Distilling Deep RL Models Into Interpretable Neuro-Fuzzy Systems

TL;DR

This paper introduces a method to convert deep reinforcement learning policies into compact, interpretable neuro-fuzzy controllers, maintaining high performance with significantly fewer rules.

Contribution

The authors develop a distillation algorithm that transforms deep Q-network policies into small neuro-fuzzy controllers, enhancing interpretability without sacrificing performance.

Findings

Nearly match DQN performance with only 2-6 fuzzy rules

Effective in three OpenAI Gym environments

Enables interpretable RL solutions

Abstract

Deep Reinforcement Learning uses a deep neural network to encode a policy, which achieves very good performance in a wide range of applications but is widely regarded as a black box model.

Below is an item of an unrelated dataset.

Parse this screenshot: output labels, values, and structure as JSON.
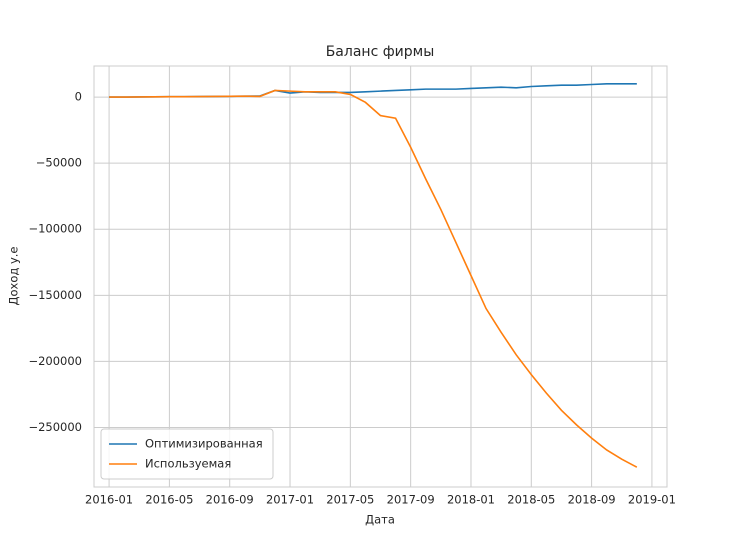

A more interpretable alternative to deep networks is given by neuro-fuzzy controllers. Unfortunately, neuro-fuzzy controllers often need a large number of rules to solve relatively simple tasks, making them difficult to interpret. In this work, we present an algorithm to distill the policy from a deep Q-network into a compact neuro-fuzzy controller. This allows us to train compact neuro-fuzzy controllers through distillation to solve tasks that they are unable to solve directly, combining the flexibility of deep reinforcement learning and the interpretability of compact rule bases. We demonstrate the algorithm on three well-known environments from OpenAI Gym, where we nearly match the performance of a DQN agent using only 2 to 6 fuzzy rules.